Ni Lionel Scaloni ni Tuchel se quedaron quietos con sus onces iniciales. El argentino, tras el mal cuerpo que le dejó la función con Suiza, intervino de lleno en el corazón del equipo con un solo cambio: metió a Giuliano Simeone, que apenas había disputado 71 minutos con Jordania, en lugar de Rodrigo de Paul, uno de sus fijos. En un conjunto que emitía señales de abatimiento físico, la incursión del rojiblanco buscó un calambrazo. Mientras, el entrenador de Inglaterra pudo contar con Declan Rice en el medio (duda hasta el final), y prescindió de los dos extremos diestros (Saka o Madueke) en beneficio de Morgan Rogers.

¿Quién dijo que esto solo era un partido? La afición inglesa no escuchó su himno por los cánticos de los argentinos, y al revés ocurrió casi parecido bajo el techo de Atlanta. Cada jugada era un recado al contrario, una pequeña tarascada o un futbolista en el suelo. En cada metro había tres trincheras y cada centímetro hubo que conquistarlo a fuego en la primera parte. Si Messi, quién si no, se iba de tres rivales en el centro del campo, el cuarto se lo llevaba por delante.

Los porteros alcanzaron el intermedio como dos forasteros. Dibu Martínez había despejado una pelota de puños y Jordan Pickford vio pasar cerca un derechazo de Enzo Fernández. Jude Bellingham quería conducir, pero el empeño acababa en agua. También si atacaba el espacio. Argentina, que empezó más metida atrás, pudo unir alguna cadena de pases que le sirvió más para defenderse que para atacar. Era un encuentro con camisa de fuerza.

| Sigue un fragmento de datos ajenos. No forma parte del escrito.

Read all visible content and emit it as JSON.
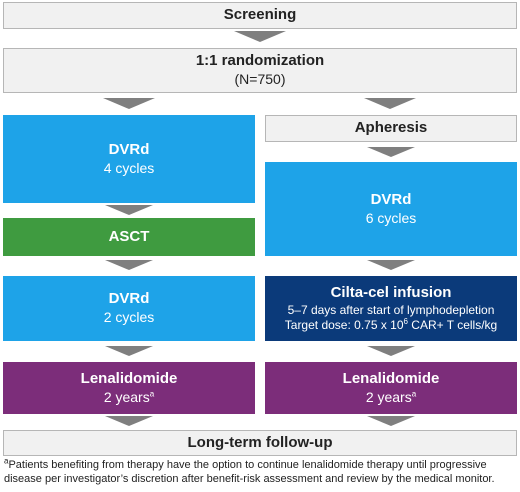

El partido se estrenó nada más regresar del intermedio, cuando Julián Alvarez forzó a Pickford a intervenir. El argentino le ganó el duelo a Spence y soltó un tiro sin mucho ángulo, pero que obligó al meta inglés a meter una mano firme abajo. Ahí el choque ya tomó otra densidad, sobre todo, porque al instante golpeó Inglaterra. La tarde americana estaba para un pie fino y ese fue Kane. El delantero organizador, el mejor mediocentro inglés, bajó a su propio campo y le mandó un balón largo a Morgan Rogers, que picó al espacio. Cortó forzada la retaguardia argentina, pero el movimiento desarticuló la defensa. Al fin, se abrió un hueco en la selva para que Rice recuperara el despeje, abriera a Rogers y este enlazara con Gordon, que se adelantó a Nahuel Molina: 1-0.

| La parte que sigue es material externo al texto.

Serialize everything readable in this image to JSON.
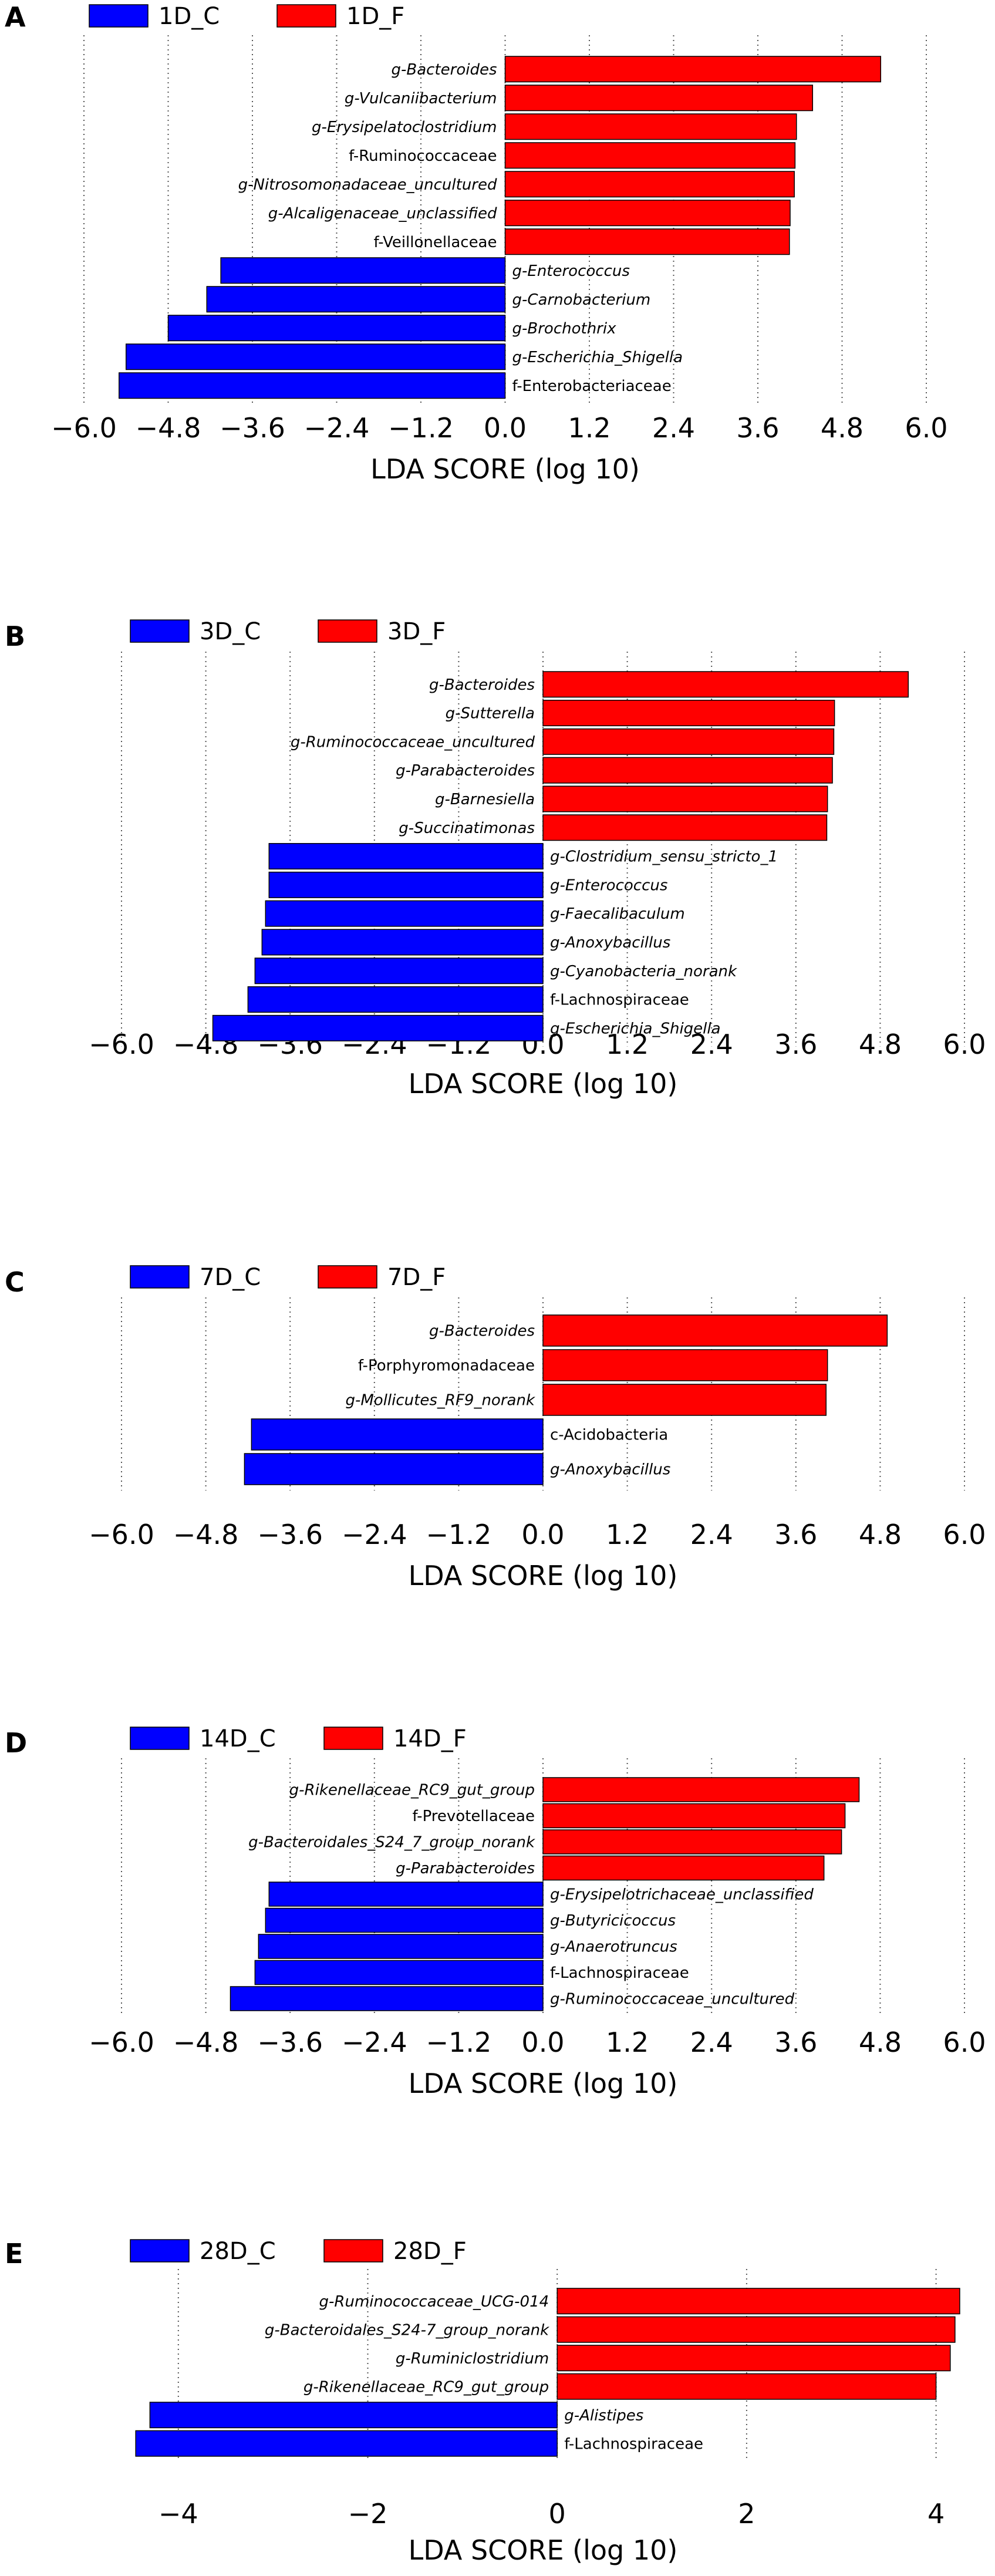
{
  "chart_data": [
    {
      "type": "bar",
      "orientation": "horizontal",
      "panel_label": "A",
      "legend": [
        {
          "name": "1D_C",
          "color": "#0000ff"
        },
        {
          "name": "1D_F",
          "color": "#ff0000"
        }
      ],
      "xlabel": "LDA SCORE (log 10)",
      "xlim": [
        -6.0,
        6.0
      ],
      "xticks": [
        -6.0,
        -4.8,
        -3.6,
        -2.4,
        -1.2,
        0.0,
        1.2,
        2.4,
        3.6,
        4.8,
        6.0
      ],
      "xtick_labels": [
        "−6.0",
        "−4.8",
        "−3.6",
        "−2.4",
        "−1.2",
        "0.0",
        "1.2",
        "2.4",
        "3.6",
        "4.8",
        "6.0"
      ],
      "bars": [
        {
          "label": "g-Bacteroides",
          "value": 5.35,
          "group": "1D_F",
          "italic": true
        },
        {
          "label": "g-Vulcaniibacterium",
          "value": 4.38,
          "group": "1D_F",
          "italic": true
        },
        {
          "label": "g-Erysipelatoclostridium",
          "value": 4.15,
          "group": "1D_F",
          "italic": true
        },
        {
          "label": "f-Ruminococcaceae",
          "value": 4.13,
          "group": "1D_F",
          "italic": false
        },
        {
          "label": "g-Nitrosomonadaceae_uncultured",
          "value": 4.12,
          "group": "1D_F",
          "italic": true
        },
        {
          "label": "g-Alcaligenaceae_unclassified",
          "value": 4.06,
          "group": "1D_F",
          "italic": true
        },
        {
          "label": "f-Veillonellaceae",
          "value": 4.05,
          "group": "1D_F",
          "italic": false
        },
        {
          "label": "g-Enterococcus",
          "value": -4.05,
          "group": "1D_C",
          "italic": true
        },
        {
          "label": "g-Carnobacterium",
          "value": -4.25,
          "group": "1D_C",
          "italic": true
        },
        {
          "label": "g-Brochothrix",
          "value": -4.8,
          "group": "1D_C",
          "italic": true
        },
        {
          "label": "g-Escherichia_Shigella",
          "value": -5.4,
          "group": "1D_C",
          "italic": true
        },
        {
          "label": "f-Enterobacteriaceae",
          "value": -5.5,
          "group": "1D_C",
          "italic": false
        }
      ]
    },
    {
      "type": "bar",
      "orientation": "horizontal",
      "panel_label": "B",
      "legend": [
        {
          "name": "3D_C",
          "color": "#0000ff"
        },
        {
          "name": "3D_F",
          "color": "#ff0000"
        }
      ],
      "xlabel": "LDA SCORE (log 10)",
      "xlim": [
        -6.0,
        6.0
      ],
      "xticks": [
        -6.0,
        -4.8,
        -3.6,
        -2.4,
        -1.2,
        0.0,
        1.2,
        2.4,
        3.6,
        4.8,
        6.0
      ],
      "xtick_labels": [
        "−6.0",
        "−4.8",
        "−3.6",
        "−2.4",
        "−1.2",
        "0.0",
        "1.2",
        "2.4",
        "3.6",
        "4.8",
        "6.0"
      ],
      "bars": [
        {
          "label": "g-Bacteroides",
          "value": 5.2,
          "group": "3D_F",
          "italic": true
        },
        {
          "label": "g-Sutterella",
          "value": 4.15,
          "group": "3D_F",
          "italic": true
        },
        {
          "label": "g-Ruminococcaceae_uncultured",
          "value": 4.14,
          "group": "3D_F",
          "italic": true
        },
        {
          "label": "g-Parabacteroides",
          "value": 4.12,
          "group": "3D_F",
          "italic": true
        },
        {
          "label": "g-Barnesiella",
          "value": 4.05,
          "group": "3D_F",
          "italic": true
        },
        {
          "label": "g-Succinatimonas",
          "value": 4.04,
          "group": "3D_F",
          "italic": true
        },
        {
          "label": "g-Clostridium_sensu_stricto_1",
          "value": -3.9,
          "group": "3D_C",
          "italic": true
        },
        {
          "label": "g-Enterococcus",
          "value": -3.9,
          "group": "3D_C",
          "italic": true
        },
        {
          "label": "g-Faecalibaculum",
          "value": -3.95,
          "group": "3D_C",
          "italic": true
        },
        {
          "label": "g-Anoxybacillus",
          "value": -4.0,
          "group": "3D_C",
          "italic": true
        },
        {
          "label": "g-Cyanobacteria_norank",
          "value": -4.1,
          "group": "3D_C",
          "italic": true
        },
        {
          "label": "f-Lachnospiraceae",
          "value": -4.2,
          "group": "3D_C",
          "italic": false
        },
        {
          "label": "g-Escherichia_Shigella",
          "value": -4.7,
          "group": "3D_C",
          "italic": true
        }
      ]
    },
    {
      "type": "bar",
      "orientation": "horizontal",
      "panel_label": "C",
      "legend": [
        {
          "name": "7D_C",
          "color": "#0000ff"
        },
        {
          "name": "7D_F",
          "color": "#ff0000"
        }
      ],
      "xlabel": "LDA SCORE (log 10)",
      "xlim": [
        -6.0,
        6.0
      ],
      "xticks": [
        -6.0,
        -4.8,
        -3.6,
        -2.4,
        -1.2,
        0.0,
        1.2,
        2.4,
        3.6,
        4.8,
        6.0
      ],
      "xtick_labels": [
        "−6.0",
        "−4.8",
        "−3.6",
        "−2.4",
        "−1.2",
        "0.0",
        "1.2",
        "2.4",
        "3.6",
        "4.8",
        "6.0"
      ],
      "bars": [
        {
          "label": "g-Bacteroides",
          "value": 4.9,
          "group": "7D_F",
          "italic": true
        },
        {
          "label": "f-Porphyromonadaceae",
          "value": 4.05,
          "group": "7D_F",
          "italic": false
        },
        {
          "label": "g-Mollicutes_RF9_norank",
          "value": 4.03,
          "group": "7D_F",
          "italic": true
        },
        {
          "label": "c-Acidobacteria",
          "value": -4.15,
          "group": "7D_C",
          "italic": false
        },
        {
          "label": "g-Anoxybacillus",
          "value": -4.25,
          "group": "7D_C",
          "italic": true
        }
      ]
    },
    {
      "type": "bar",
      "orientation": "horizontal",
      "panel_label": "D",
      "legend": [
        {
          "name": "14D_C",
          "color": "#0000ff"
        },
        {
          "name": "14D_F",
          "color": "#ff0000"
        }
      ],
      "xlabel": "LDA SCORE (log 10)",
      "xlim": [
        -6.0,
        6.0
      ],
      "xticks": [
        -6.0,
        -4.8,
        -3.6,
        -2.4,
        -1.2,
        0.0,
        1.2,
        2.4,
        3.6,
        4.8,
        6.0
      ],
      "xtick_labels": [
        "−6.0",
        "−4.8",
        "−3.6",
        "−2.4",
        "−1.2",
        "0.0",
        "1.2",
        "2.4",
        "3.6",
        "4.8",
        "6.0"
      ],
      "bars": [
        {
          "label": "g-Rikenellaceae_RC9_gut_group",
          "value": 4.5,
          "group": "14D_F",
          "italic": true
        },
        {
          "label": "f-Prevotellaceae",
          "value": 4.3,
          "group": "14D_F",
          "italic": false
        },
        {
          "label": "g-Bacteroidales_S24_7_group_norank",
          "value": 4.25,
          "group": "14D_F",
          "italic": true
        },
        {
          "label": "g-Parabacteroides",
          "value": 4.0,
          "group": "14D_F",
          "italic": true
        },
        {
          "label": "g-Erysipelotrichaceae_unclassified",
          "value": -3.9,
          "group": "14D_C",
          "italic": true
        },
        {
          "label": "g-Butyricicoccus",
          "value": -3.95,
          "group": "14D_C",
          "italic": true
        },
        {
          "label": "g-Anaerotruncus",
          "value": -4.05,
          "group": "14D_C",
          "italic": true
        },
        {
          "label": "f-Lachnospiraceae",
          "value": -4.1,
          "group": "14D_C",
          "italic": false
        },
        {
          "label": "g-Ruminococcaceae_uncultured",
          "value": -4.45,
          "group": "14D_C",
          "italic": true
        }
      ]
    },
    {
      "type": "bar",
      "orientation": "horizontal",
      "panel_label": "E",
      "legend": [
        {
          "name": "28D_C",
          "color": "#0000ff"
        },
        {
          "name": "28D_F",
          "color": "#ff0000"
        }
      ],
      "xlabel": "LDA SCORE (log 10)",
      "xlim": [
        -4.6,
        4.3
      ],
      "xticks": [
        -4,
        -2,
        0,
        2,
        4
      ],
      "xtick_labels": [
        "−4",
        "−2",
        "0",
        "2",
        "4"
      ],
      "bars": [
        {
          "label": "g-Ruminococcaceae_UCG-014",
          "value": 4.25,
          "group": "28D_F",
          "italic": true
        },
        {
          "label": "g-Bacteroidales_S24-7_group_norank",
          "value": 4.2,
          "group": "28D_F",
          "italic": true
        },
        {
          "label": "g-Ruminiclostridium",
          "value": 4.15,
          "group": "28D_F",
          "italic": true
        },
        {
          "label": "g-Rikenellaceae_RC9_gut_group",
          "value": 4.0,
          "group": "28D_F",
          "italic": true
        },
        {
          "label": "g-Alistipes",
          "value": -4.3,
          "group": "28D_C",
          "italic": true
        },
        {
          "label": "f-Lachnospiraceae",
          "value": -4.45,
          "group": "28D_C",
          "italic": false
        }
      ]
    }
  ]
}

Simeone replicó y, cuando iba a enfocar a Pickford, apareció como un rayo Spence, pero el choque lo tomó por la pechera Messi, que se puso al frente en otro apuro. Se ubicó en la derecha e inició sus maniobras. Y en una de esas, en un centro suyo desde la derecha, Nico González, que acababa de salir por Leandro Paredes, impactó un cabezazo tremendo y Pickford metió otra mano abajo de mucho peso.

Sin respuesta inglesa

Al partido se le habían roto las costuras y el campo se inclinó de manera definitiva hacia el fuerte inglés, que vio subir la marea a su alrededor. La campeona lo sometió a una ráfaga de centros y oportunidades que no se detuvieron hasta que consumó la remontada. A Alexis Mac Allister solo lo frenó el poste en un cabezazo rotundo, lo volvió a intentar al instante y Nico González tuvo otra por arriba algo escorada.

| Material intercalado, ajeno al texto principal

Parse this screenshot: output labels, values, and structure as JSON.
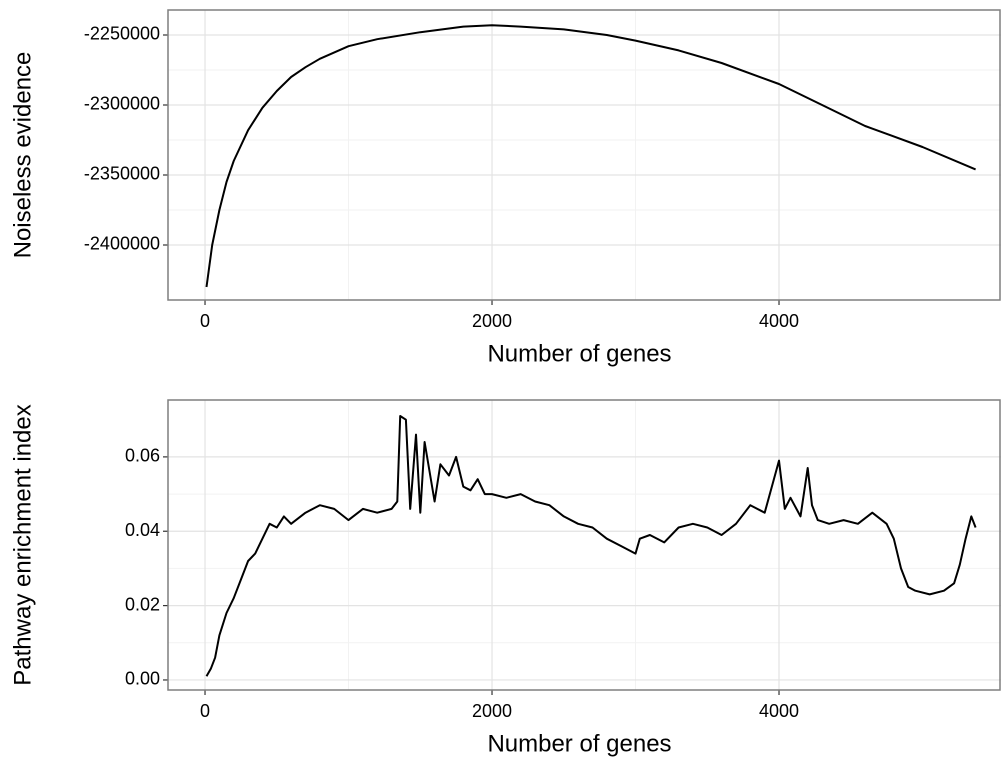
{
  "chart_data": [
    {
      "type": "line",
      "xlabel": "Number of genes",
      "ylabel": "Noiseless evidence",
      "color": "#000000",
      "grid": true,
      "x": [
        10,
        50,
        100,
        150,
        200,
        300,
        400,
        500,
        600,
        700,
        800,
        1000,
        1200,
        1500,
        1800,
        2000,
        2200,
        2500,
        2800,
        3000,
        3300,
        3600,
        4000,
        4300,
        4600,
        5000,
        5370
      ],
      "values": [
        -2430000,
        -2400000,
        -2375000,
        -2355000,
        -2340000,
        -2318000,
        -2302000,
        -2290000,
        -2280000,
        -2273000,
        -2267000,
        -2258000,
        -2253000,
        -2248000,
        -2244000,
        -2243000,
        -2244000,
        -2246000,
        -2250000,
        -2254000,
        -2261000,
        -2270000,
        -2285000,
        -2300000,
        -2315000,
        -2330000,
        -2346000
      ],
      "xlim": [
        -258,
        5547
      ],
      "xticks": [
        0,
        2000,
        4000
      ],
      "ylim": [
        -2439286,
        -2232143
      ],
      "yticks": [
        -2400000,
        -2350000,
        -2300000,
        -2250000
      ]
    },
    {
      "type": "line",
      "xlabel": "Number of genes",
      "ylabel": "Pathway enrichment index",
      "color": "#000000",
      "grid": true,
      "x": [
        10,
        40,
        70,
        100,
        150,
        200,
        250,
        300,
        350,
        400,
        450,
        500,
        550,
        600,
        700,
        800,
        900,
        1000,
        1100,
        1200,
        1300,
        1340,
        1360,
        1400,
        1430,
        1470,
        1500,
        1530,
        1600,
        1640,
        1700,
        1750,
        1800,
        1850,
        1900,
        1950,
        2000,
        2100,
        2200,
        2300,
        2400,
        2500,
        2600,
        2700,
        2800,
        2900,
        3000,
        3030,
        3100,
        3200,
        3300,
        3400,
        3500,
        3600,
        3700,
        3800,
        3900,
        4000,
        4040,
        4080,
        4150,
        4200,
        4230,
        4270,
        4350,
        4450,
        4550,
        4650,
        4750,
        4800,
        4850,
        4900,
        4950,
        5050,
        5150,
        5220,
        5260,
        5300,
        5340,
        5370
      ],
      "values": [
        0.001,
        0.003,
        0.006,
        0.012,
        0.018,
        0.022,
        0.027,
        0.032,
        0.034,
        0.038,
        0.042,
        0.041,
        0.044,
        0.042,
        0.045,
        0.047,
        0.046,
        0.043,
        0.046,
        0.045,
        0.046,
        0.048,
        0.071,
        0.07,
        0.046,
        0.066,
        0.045,
        0.064,
        0.048,
        0.058,
        0.055,
        0.06,
        0.052,
        0.051,
        0.054,
        0.05,
        0.05,
        0.049,
        0.05,
        0.048,
        0.047,
        0.044,
        0.042,
        0.041,
        0.038,
        0.036,
        0.034,
        0.038,
        0.039,
        0.037,
        0.041,
        0.042,
        0.041,
        0.039,
        0.042,
        0.047,
        0.045,
        0.059,
        0.046,
        0.049,
        0.044,
        0.057,
        0.047,
        0.043,
        0.042,
        0.043,
        0.042,
        0.045,
        0.042,
        0.038,
        0.03,
        0.025,
        0.024,
        0.023,
        0.024,
        0.026,
        0.031,
        0.038,
        0.044,
        0.041
      ],
      "xlim": [
        -258,
        5547
      ],
      "xticks": [
        0,
        2000,
        4000
      ],
      "ylim": [
        -0.0027,
        0.0753
      ],
      "yticks": [
        {
          "value": 0,
          "label": "0.00"
        },
        0.02,
        0.04,
        0.06
      ]
    }
  ]
}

Inglaterra, sin respuesta con la pelota para encontrar una escapatoria, solo pudo llamar a la resistencia frente a las dentelladas argentinas. Había cazado el gol en la primera ocasión y se abocó a defender un tesoro que llevaban 60 años sin oler. El agobio era máximo para los británicos y Tuchel recurrió al amontonamiento de defensas (hasta seis). Para nada.

Enzo Fernández soltó un derechazo desde 22 metros con comba que se le fue alejando al portero inglés. Argentina cazó el empate, pero no soltó la presa. Mac Allister mandó otra al palo hasta que la diana de Lautaro elevó a una Argentina desatada y de mucho tonelaje que reta a España en la final del domingo.